Convém lembrar aos pessimistas que a mais recente insubordinação militar ocorrida no País envolveu um general do Exército que deu uma carteirada em Campinas para pegar um avião civil com destino a Brasília. Até por essa razão os estudiosos concordam que, felizmente, não há crise institucional no horizonte. Mas apontam para a violação do sigilo bancário do caseiro Francenildo dos Santos Costa como um teste dramático para o governo de Luiz Inácio Lula da Silva.

Para o senador Jorge Bornhausen (PFL-SC), a investigação sobre a operação contra o caseiro pode ser comparada aos trabalhos para apurar os culpados pela bomba do Riocentro, atentado cometido em 1981 no Rio de Janeiro. Incapaz de investigar um atentado do porão militar que alcançava oficiais de alta patente, o presidente João Figueiredo aceitou um inquérito fraudado, que não apontava responsáveis e não punia ninguém.

Lembrando que não se deve confundir épocas nem personagens, Bornhausen observa que "a dificuldade já demonstrada pelo governo Lula para punir os autores de um crime gravíssimo é muito semelhante àquilo que se viu no Riocentro". O resultado da investigação do crime contra o caseiro pode definir a natureza íntima do governo Lula e sua capacidade para fazer cumprir a lei, mesmo quando isso implica prejudicar amigos. O inquérito do Riocentro foi um serviço dirigido e fraudado. Concluiu que o atentado foi obra de uma organização de esquerda.

Após o processo de impeachment de Fernando Collor, criou-se a convicção de que o Brasil começara a aperfeiçoar os costumes políticos. Foi uma ilusão tão grande quanto a idéia de que o fim do regime militar iria resolver, por encanto, os grandes problemas nacionais. A democracia garantiu a liberdade, que é uma mercadoria sem preço, mas deixou o resto do trabalho para pessoas de carne e osso - e isso sempre tem um preço, surpreendentemente alto, convém admitir, certas vezes.
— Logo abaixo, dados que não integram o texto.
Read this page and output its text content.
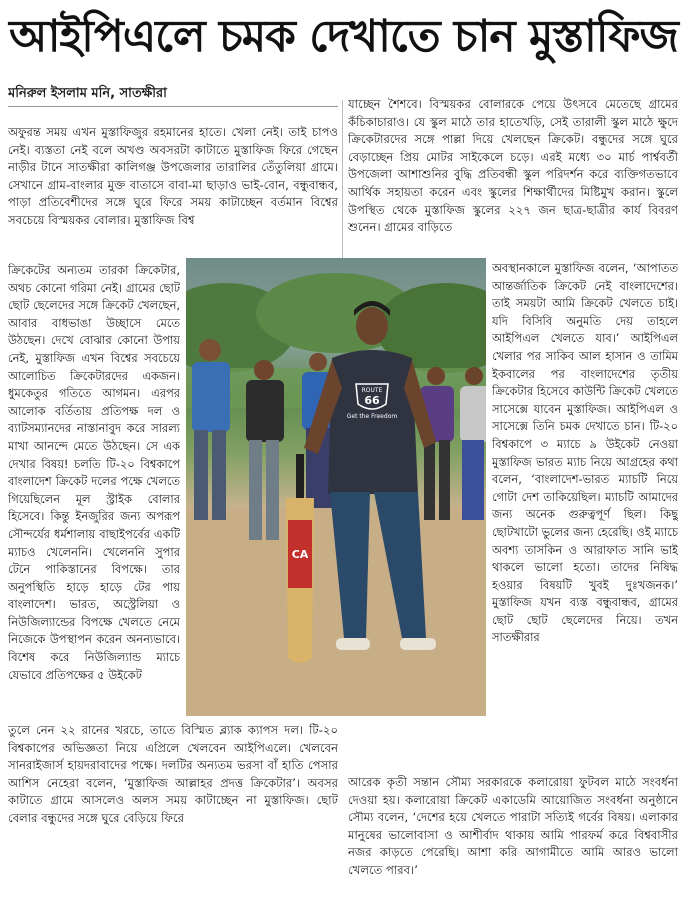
আইপিএলে চমক দেখাতে চান মুস্তাফিজ
মনিরুল ইসলাম মনি, সাতক্ষীরা

অফুরন্ত সময় এখন মুস্তাফিজুর রহমানের হাতে। খেলা নেই। তাই চাপও নেই। ব্যস্ততা নেই বলে অখণ্ড অবসরটা কাটাতে মুস্তাফিজ ফিরে গেছেন নাড়ীর টানে সাতক্ষীরা কালিগঞ্জ উপজেলার তারালির তেঁতুলিয়া গ্রামে। সেখানে গ্রাম-বাংলার মুক্ত বাতাসে বাবা-মা ছাড়াও ভাই-বোন, বন্ধুবান্ধব, পাড়া প্রতিবেশীদের সঙ্গে ঘুরে ফিরে সময় কাটাচ্ছেন বর্তমান বিশ্বের সবচেয়ে বিস্ময়কর বোলার। মুস্তাফিজ বিশ্ব

ক্রিকেটের অন্যতম তারকা ক্রিকেটার, অথচ কোনো গরিমা নেই। গ্রামের ছোট ছোট ছেলেদের সঙ্গে ক্রিকেট খেলছেন, আবার বাধভাঙা উচ্ছাসে মেতে উঠছেন। দেখে বোঝার কোনো উপায় নেই, মুস্তাফিজ এখন বিশ্বের সবচেয়ে আলোচিত ক্রিকেটারদের একজন। ধুমকেতুর গতিতে আগমন। এরপর আলোক বর্তিতায় প্রতিপক্ষ দল ও ব্যাটসম্যানদের নাস্তানাবুদ করে সারল্য মাখা আনন্দে মেতে উঠছেন। সে এক দেখার বিষয়! চলতি টি-২০ বিশ্বকাপে বাংলাদেশ ক্রিকেট দলের পক্ষে খেলতে গিয়েছিলেন মূল স্ট্রাইক বোলার হিসেবে। কিন্তু ইনজুরির জন্য অপরূপ সৌন্দর্যের ধর্মশালায় বাছাইপর্বের একটি ম্যাচও খেলেননি। খেলেননি সুপার টেনে পাকিস্তানের বিপক্ষে। তার অনুপস্থিতি হাড়ে হাড়ে টের পায় বাংলাদেশ। ভারত, অস্ট্রেলিয়া ও নিউজিল্যান্ডের বিপক্ষে খেলতে নেমে নিজেকে উপস্থাপন করেন অনন্যভাবে। বিশেষ করে নিউজিল্যান্ড ম্যাচে যেভাবে প্রতিপক্ষের ৫ উইকেট

তুলে নেন ২২ রানের খরচে, তাতে বিস্মিত ব্ল্যাক ক্যাপস দল। টি-২০ বিশ্বকাপের অভিজ্ঞতা নিয়ে এপ্রিলে খেলবেন আইপিএলে। খেলবেন সানরাইজার্স হায়দরাবাদের পক্ষে। দলটির অন্যতম ভরসা বাঁ হাতি পেসার আশিস নেহেরা বলেন, ‘মুস্তাফিজ আল্লাহর প্রদত্ত ক্রিকেটার’। অবসর কাটাতে গ্রামে আসলেও অলস সময় কাটাচ্ছেন না মুস্তাফিজ। ছোট বেলার বন্ধুদের সঙ্গে ঘুরে বেড়িয়ে ফিরে

যাচ্ছেন শৈশবে। বিস্ময়কর বোলারকে পেয়ে উৎসবে মেতেছে গ্রামের কঁচিকাচারাও। যে স্কুল মাঠে তার হাতেখড়ি, সেই তারালী স্কুল মাঠে ক্ষুদে ক্রিকেটারদের সঙ্গে পাল্লা দিয়ে খেলছেন ক্রিকেট। বন্ধুদের সঙ্গে ঘুরে বেড়াচ্ছেন প্রিয় মোটর সাইকেলে চড়ে। এরই মধ্যে ৩০ মার্চ পার্শ্ববর্তী উপজেলা আশাশুনির বুদ্ধি প্রতিবন্ধী স্কুল পরিদর্শন করে ব্যক্তিগতভাবে আর্থিক সহায়তা করেন এবং স্কুলের শিক্ষার্থীদের মিষ্টিমুখ করান। স্কুলে উপস্থিত থেকে মুস্তাফিজ স্কুলের ২২৭ জন ছাত্র-ছাত্রীর কার্য বিবরণ শুনেন। গ্রামের বাড়িতে

অবস্থানকালে মুস্তাফিজ বলেন, ‘আপাতত আন্তর্জাতিক ক্রিকেট নেই বাংলাদেশের। তাই সময়টা আমি ক্রিকেট খেলতে চাই। যদি বিসিবি অনুমতি দেয় তাহলে আইপিএল খেলতে যাব।’ আইপিএল খেলার পর সাকিব আল হাসান ও তামিম ইকবালের পর বাংলাদেশের তৃতীয় ক্রিকেটার হিসেবে কাউন্টি ক্রিকেট খেলতে সাসেক্সে যাবেন মুস্তাফিজ। আইপিএল ও সাসেক্সে তিনি চমক দেখাতে চান। টি-২০ বিশ্বকাপে ৩ ম্যাচে ৯ উইকেট নেওয়া মুস্তাফিজ ভারত ম্যাচ নিয়ে আগ্রহের কথা বলেন, ‘বাংলাদেশ-ভারত ম্যাচটি নিয়ে গোটা দেশ তাকিয়েছিল। ম্যাচটি আমাদের জন্য অনেক গুরুত্বপূর্ণ ছিল। কিছু ছোটখাটো ভুলের জন্য হেরেছি। ওই ম্যাচে অবশ্য তাসকিন ও আরাফাত সানি ভাই থাকলে ভালো হতো। তাদের নিষিদ্ধ হওয়ার বিষয়টি খুবই দুঃখজনক।’ মুস্তাফিজ যখন ব্যস্ত বন্ধুবান্ধব, গ্রামের ছোট ছোট ছেলেদের নিয়ে। তখন সাতক্ষীরার

আরেক কৃতী সন্তান সৌম্য সরকারকে কলারোয়া ফুটবল মাঠে সংবর্ধনা দেওয়া হয়। কলারোয়া ক্রিকেট একাডেমি আয়োজিত সংবর্ধনা অনুষ্ঠানে সৌম্য বলেন, ‘দেশের হয়ে খেলতে পারাটা সত্যিই গর্বের বিষয়। এলাকার মানুষের ভালোবাসা ও আশীর্বাদ থাকায় আমি পারফর্ম করে বিশ্ববাসীর নজর কাড়তে পেরেছি। আশা করি আগামীতে আমি আরও ভালো খেলতে পারব।’

ROUTE
66
Get the Freedom
CA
O processo de impeachment foi só o início de uma faxina permanente. Apontado como punição exemplar, não serviu de exemplo para ninguém. Foi depois dele que Paulo Maluf montou um esquema para enviar milhões de dólares para o Exterior, conforme investigações do Ministério Público. Também nessa época o PT aperfeiçoou a caça às receitas clandestinas nas prefeituras. Para 29% da população, a corrupção é um drama mais grave do que a pobreza e a educação, diz uma pesquisa do Instituto Ipsos.

Muitos homens que ajudaram a democratizar o País e a combater a corrupção andam por Brasília como senhores cansados. Têm orgulho do passado, mas não suportam cenas do presente. Quando se pede uma idéia para enfrentar a situação, eles reagem como se já tivessem experimentado tudo e nada tivesse dado certo. Alguns perderam amigos na bandalheira e outros os viram se salvar a partir de acordos vergonhosos.

No auge da crise, no ano passado, o senador Pedro Simon (PMDB-RS) se mobilizou para impedir a abertura de um processo de impeachment contra Lula. Simon tinha certeza de que havia indícios para investigar Lula desde que Duda Mendonça contou que recebera dinheiro num paraíso fiscal. Mas preferiu dar uma segunda chance ao presidente. Chegou a acreditar que "Lula poderia limpar o governo e dar a volta por cima", conforme diz, com a voz baixa e triste. "Ele tirou ministros, mudou a direção do PT. Falava em ética, pediu desculpas. Mas não fez nada. Agora, persegue quem quer apurar corrupção. Todo mundo está fazendo barganha para tirar nome no relatório da CPI. É incrível, mas Collor teve mais dignidade."

O deputado Fernando Gabeira (PV-RJ) afirma que "o País está sendo ultrajado" com a operação do caseiro. "Isso não é ação de governo, mas de máfia, que usa a polícia, a Caixa Econômica e o que for necessário para defender seus interesses." Gabeira enxerga na operação gesto típico de Estado policial, que atravessa direitos individuais e manipula a opinião pública.

Para o ex-ministro das Comunicações e deputado Miro Teixeira (PDT-RJ), o mais espantoso foi a " naturalidade com que se cometeu um crime grave". "Seus autores não ficaram sequer preocupados em esconder o que haviam feito." Miro acha que o episódio demonstra que as autoridades têm certeza de que no Brasil pobre nunca vai procurar seus direitos. "E não vai mesmo. Não tem juiz, o processo não anda, tudo demora. Como ter democracia assim?"

Neste cenário de perplexidade e desencanto - Simon ligou-se a Lula nas greves do ABC, Gabeira era petista no início do governo, Miro é ex-ministro - ocorreu a dança da deputada Ângela Guadagnin (PT-SP) para celebrar o acordão que livrou mais dois deputados acusados no mensalão. A cena serviu para lembrar que, ao saudar a impunidade, o que se atinge é a democracia.